Credo
Churchgoers who suffer a crisis of faith when the pastor is caught in sin . . . infantrymen who are fervent in the foxhole and lax on leave . . . those (the majority) who "inherit" their fundamental theological and philosophical beliefs direct and unexamined from their parents . . . I don't get them. Oh, when it comes to a failure to live according to one's beliefs in a consistent way, that I've figured out, through repeated empirical tests. Still, my fundamental theism has never suffered a sustained crisis, and is only disturbed in the briefest episodes which are always associated with sinful behavior--that is, when aligned with short-term self-interest--and is thereby self-refuting.
Which is why I'm linking to a post by Ross Douthat, who articulates better than anyone I've found the philosophical foundation of my faith. Like anything rooted in metaphysics, it is somewhat vague and definitely narrow in its implications, but it cuts deep and, so far, has proved unassailable by experience, even by a fairly severe health crisis and the erosive workings of time.

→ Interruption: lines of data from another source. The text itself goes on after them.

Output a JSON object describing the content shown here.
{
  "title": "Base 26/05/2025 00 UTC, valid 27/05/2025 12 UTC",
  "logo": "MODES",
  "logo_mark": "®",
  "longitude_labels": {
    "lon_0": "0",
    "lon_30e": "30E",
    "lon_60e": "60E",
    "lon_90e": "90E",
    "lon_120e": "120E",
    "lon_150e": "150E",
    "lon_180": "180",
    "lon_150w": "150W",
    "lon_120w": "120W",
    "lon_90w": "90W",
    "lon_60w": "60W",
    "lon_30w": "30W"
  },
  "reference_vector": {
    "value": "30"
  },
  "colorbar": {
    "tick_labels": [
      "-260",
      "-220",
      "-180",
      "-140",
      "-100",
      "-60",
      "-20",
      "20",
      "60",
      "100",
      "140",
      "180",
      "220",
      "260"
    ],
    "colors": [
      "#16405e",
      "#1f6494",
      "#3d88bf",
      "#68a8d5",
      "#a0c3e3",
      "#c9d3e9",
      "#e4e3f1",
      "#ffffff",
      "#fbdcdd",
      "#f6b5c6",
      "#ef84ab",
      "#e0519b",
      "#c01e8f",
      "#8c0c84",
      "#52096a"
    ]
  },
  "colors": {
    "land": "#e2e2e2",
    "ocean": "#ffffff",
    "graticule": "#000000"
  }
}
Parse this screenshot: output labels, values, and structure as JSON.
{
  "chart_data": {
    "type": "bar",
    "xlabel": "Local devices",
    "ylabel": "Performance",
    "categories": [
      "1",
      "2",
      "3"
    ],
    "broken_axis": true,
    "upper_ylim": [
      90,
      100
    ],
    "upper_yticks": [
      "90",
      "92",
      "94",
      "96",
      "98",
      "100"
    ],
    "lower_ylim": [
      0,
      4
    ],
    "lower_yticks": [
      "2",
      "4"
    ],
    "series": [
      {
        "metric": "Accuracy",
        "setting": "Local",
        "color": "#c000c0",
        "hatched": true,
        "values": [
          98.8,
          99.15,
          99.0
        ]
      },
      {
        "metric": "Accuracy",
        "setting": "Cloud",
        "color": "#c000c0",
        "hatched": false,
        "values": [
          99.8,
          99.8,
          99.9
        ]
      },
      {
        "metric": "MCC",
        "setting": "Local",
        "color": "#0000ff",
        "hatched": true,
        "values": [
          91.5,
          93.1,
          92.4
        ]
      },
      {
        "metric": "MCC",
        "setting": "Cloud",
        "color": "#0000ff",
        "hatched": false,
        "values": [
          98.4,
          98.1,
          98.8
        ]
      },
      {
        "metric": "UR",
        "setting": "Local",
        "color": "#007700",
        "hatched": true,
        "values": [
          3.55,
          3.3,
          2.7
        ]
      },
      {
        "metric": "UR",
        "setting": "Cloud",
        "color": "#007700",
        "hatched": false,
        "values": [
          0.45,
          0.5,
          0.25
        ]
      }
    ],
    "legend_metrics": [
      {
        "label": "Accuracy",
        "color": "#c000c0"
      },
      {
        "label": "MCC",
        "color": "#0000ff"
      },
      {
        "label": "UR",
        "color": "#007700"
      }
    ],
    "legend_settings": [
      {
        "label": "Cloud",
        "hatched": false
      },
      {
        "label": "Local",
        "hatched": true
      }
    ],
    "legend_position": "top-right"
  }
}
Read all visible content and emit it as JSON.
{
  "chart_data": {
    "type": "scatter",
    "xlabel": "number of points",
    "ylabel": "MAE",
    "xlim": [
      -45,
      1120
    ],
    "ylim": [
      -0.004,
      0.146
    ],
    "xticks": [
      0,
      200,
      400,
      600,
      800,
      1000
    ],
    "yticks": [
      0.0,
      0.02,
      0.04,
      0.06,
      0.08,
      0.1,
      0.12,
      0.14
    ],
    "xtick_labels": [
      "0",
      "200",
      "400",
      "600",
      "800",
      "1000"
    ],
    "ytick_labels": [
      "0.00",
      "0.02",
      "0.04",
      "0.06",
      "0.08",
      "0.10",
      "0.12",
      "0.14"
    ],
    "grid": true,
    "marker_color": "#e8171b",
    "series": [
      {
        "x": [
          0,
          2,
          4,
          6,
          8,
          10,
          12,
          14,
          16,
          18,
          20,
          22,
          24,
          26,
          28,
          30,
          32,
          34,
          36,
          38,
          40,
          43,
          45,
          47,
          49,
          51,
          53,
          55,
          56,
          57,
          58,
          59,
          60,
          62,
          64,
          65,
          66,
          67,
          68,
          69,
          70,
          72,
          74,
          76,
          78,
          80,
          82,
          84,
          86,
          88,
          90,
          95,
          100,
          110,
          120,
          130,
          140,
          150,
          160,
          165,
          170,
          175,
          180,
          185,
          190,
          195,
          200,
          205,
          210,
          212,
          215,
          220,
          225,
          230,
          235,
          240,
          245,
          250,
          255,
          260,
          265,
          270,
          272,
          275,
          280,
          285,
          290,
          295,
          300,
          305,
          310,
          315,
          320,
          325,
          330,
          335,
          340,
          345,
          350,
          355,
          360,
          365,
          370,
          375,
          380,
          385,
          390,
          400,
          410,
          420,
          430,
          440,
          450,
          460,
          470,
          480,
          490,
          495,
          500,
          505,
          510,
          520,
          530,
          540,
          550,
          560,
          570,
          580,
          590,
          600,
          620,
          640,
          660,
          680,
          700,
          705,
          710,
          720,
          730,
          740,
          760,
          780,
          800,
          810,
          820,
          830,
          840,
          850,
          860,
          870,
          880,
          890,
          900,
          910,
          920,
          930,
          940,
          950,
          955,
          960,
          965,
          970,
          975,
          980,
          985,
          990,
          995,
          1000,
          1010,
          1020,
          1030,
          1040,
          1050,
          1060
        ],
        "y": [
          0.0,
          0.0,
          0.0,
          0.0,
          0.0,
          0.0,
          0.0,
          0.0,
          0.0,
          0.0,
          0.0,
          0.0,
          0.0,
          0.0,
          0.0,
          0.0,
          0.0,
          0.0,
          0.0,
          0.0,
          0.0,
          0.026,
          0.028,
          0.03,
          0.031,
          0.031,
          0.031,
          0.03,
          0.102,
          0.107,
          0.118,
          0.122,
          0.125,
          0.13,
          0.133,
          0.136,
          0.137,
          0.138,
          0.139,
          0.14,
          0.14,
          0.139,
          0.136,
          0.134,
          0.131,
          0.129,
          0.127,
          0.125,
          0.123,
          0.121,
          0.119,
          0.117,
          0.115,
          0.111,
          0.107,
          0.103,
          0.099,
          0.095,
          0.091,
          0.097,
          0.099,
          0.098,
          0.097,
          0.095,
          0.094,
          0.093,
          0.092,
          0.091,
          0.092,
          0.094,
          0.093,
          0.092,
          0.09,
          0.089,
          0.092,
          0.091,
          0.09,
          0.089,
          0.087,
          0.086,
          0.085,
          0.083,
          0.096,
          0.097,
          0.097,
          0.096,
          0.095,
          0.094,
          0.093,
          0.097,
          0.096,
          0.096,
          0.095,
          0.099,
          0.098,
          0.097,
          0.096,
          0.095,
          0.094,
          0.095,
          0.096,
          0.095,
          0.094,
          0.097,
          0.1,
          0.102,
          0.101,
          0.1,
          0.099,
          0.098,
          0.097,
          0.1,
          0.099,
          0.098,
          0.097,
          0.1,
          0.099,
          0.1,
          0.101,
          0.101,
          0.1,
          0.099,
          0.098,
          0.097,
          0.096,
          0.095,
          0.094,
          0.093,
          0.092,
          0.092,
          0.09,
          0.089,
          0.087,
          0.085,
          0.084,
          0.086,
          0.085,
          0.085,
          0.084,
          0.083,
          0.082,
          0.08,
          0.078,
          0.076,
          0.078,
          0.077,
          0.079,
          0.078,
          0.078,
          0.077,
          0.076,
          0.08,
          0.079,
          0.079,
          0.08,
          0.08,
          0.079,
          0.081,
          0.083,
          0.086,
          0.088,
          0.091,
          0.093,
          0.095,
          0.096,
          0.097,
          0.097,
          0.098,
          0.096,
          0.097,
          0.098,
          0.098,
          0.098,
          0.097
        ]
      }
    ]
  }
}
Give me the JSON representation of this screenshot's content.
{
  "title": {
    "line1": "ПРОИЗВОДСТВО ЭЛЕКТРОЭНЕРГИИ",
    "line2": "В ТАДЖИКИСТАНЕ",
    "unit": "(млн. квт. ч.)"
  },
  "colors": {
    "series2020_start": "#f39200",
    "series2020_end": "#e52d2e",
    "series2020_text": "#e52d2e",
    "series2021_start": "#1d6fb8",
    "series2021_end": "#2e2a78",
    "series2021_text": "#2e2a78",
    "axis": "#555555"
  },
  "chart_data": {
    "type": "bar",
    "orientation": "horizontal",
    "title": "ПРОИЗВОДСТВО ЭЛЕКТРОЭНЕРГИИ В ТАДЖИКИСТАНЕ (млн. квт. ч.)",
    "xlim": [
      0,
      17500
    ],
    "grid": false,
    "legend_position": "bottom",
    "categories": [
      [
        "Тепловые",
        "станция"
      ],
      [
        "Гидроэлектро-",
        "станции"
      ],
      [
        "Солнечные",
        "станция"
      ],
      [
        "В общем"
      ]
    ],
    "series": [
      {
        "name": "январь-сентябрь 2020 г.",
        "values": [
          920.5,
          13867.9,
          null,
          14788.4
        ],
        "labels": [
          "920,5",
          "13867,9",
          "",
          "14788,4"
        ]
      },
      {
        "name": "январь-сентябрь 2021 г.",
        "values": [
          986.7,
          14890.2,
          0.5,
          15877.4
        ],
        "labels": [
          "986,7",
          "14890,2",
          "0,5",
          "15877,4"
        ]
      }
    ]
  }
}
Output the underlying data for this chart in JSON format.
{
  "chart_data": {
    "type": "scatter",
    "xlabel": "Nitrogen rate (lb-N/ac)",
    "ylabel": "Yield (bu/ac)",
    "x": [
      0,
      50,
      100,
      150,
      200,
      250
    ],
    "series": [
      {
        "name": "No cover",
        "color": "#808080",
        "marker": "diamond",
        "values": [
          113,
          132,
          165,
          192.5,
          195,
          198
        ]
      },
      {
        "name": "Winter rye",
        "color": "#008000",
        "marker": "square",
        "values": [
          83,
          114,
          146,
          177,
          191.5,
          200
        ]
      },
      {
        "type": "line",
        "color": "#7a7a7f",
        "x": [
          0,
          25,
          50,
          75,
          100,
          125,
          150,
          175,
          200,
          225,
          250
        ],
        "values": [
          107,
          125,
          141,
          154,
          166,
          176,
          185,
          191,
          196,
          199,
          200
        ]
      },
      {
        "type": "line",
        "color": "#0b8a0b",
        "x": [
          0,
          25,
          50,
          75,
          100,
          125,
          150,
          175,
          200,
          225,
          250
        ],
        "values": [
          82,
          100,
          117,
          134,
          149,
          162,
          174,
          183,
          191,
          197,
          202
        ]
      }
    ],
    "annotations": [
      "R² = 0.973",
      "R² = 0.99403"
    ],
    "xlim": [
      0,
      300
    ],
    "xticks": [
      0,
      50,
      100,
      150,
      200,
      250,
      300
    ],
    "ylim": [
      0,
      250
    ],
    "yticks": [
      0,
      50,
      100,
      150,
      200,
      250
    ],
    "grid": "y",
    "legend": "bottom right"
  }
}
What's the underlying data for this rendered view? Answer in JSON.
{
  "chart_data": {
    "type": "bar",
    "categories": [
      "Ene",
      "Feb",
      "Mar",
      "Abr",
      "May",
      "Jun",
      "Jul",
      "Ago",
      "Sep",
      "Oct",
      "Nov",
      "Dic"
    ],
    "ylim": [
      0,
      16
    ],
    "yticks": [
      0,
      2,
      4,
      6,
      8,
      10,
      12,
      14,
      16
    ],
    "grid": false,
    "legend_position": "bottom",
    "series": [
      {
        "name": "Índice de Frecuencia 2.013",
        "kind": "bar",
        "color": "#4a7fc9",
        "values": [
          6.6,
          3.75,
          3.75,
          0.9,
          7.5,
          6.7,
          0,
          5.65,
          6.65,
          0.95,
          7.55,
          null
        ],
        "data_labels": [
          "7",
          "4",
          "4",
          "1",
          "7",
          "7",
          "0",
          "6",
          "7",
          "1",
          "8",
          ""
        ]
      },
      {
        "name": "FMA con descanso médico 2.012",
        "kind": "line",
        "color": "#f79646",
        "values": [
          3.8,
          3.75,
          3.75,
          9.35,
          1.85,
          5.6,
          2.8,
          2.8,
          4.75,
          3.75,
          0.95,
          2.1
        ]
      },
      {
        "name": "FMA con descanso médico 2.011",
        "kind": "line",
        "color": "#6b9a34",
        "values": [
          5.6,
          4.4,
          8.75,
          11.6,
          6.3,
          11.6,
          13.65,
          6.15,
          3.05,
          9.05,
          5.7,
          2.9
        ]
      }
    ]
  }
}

Here's the good part, which references Bertrand Russell's famous teapot analogy, beloved by those who dismiss religion as "fairy tales":
This analogy - like its modern descendant, the Flying Spaghetti Monster - makes a great deal of sense if you believe that the idea of God is an absurdity dreamed up by crafty clerics in darkest antiquity and subsequently imposed on the human mind by force and fear, and that it only survives for want of brave souls willing to note how inherently absurd the whole thing is. As you might expect, I see the genesis of religion rather differently: An intuitive belief in some sort of presiding Agent seems to be an extremely common, albeit hardly universal, feature of human nature; this intuition has intersected, historically, with an enormous amount of subjective religious experience; and this intersection (along with, yes, the force of custom and tradition) has produced and sustained the religious traditions that seem to Richard Dawkins and company like so much teapot-worship. The story of our civilization, in particular, is a story in which an extremely large circle of non-insane human beings have perceived themselves to be experiencing an interaction with a being who seems recognizable as the Judeo-Christian God (here I do feel comfortable using the term), rather than merely being taught about Him in Sunday School. I am unaware of anything similar holding true for orbiting pots or flying noodle beasts. And without the persistence of this perceived interaction (and beneath it, the intuitive belief in some kind of God), it's difficult to imagine religious belief playing anything like the role it does in human affairs, no matter how many ancient scriptures there were propping the whole thing up.
Labels: Religion
Umie the Umlaut says, "ask your doctor about the Fredösphere!"

2 Comments:
Yes. It seems to me that theistic beliefs are innate to humanity. Like music or laughing.
-spk
It is easy to transfer the child to parent experience onto some perceived agency more powerful than we and with abilities to accomplish the unknown. The universal aspect is the parent child relationship and fundamental uncertainty about the inner workings of the cosmos and ourselves. I question however whether our lack of knowledge of the reasons for something need to be filled with a mythological answer. People are afraid to say they just don't know. Whether or not a god exists, clearly the dogma of religious tradition is of man and therefore fallible.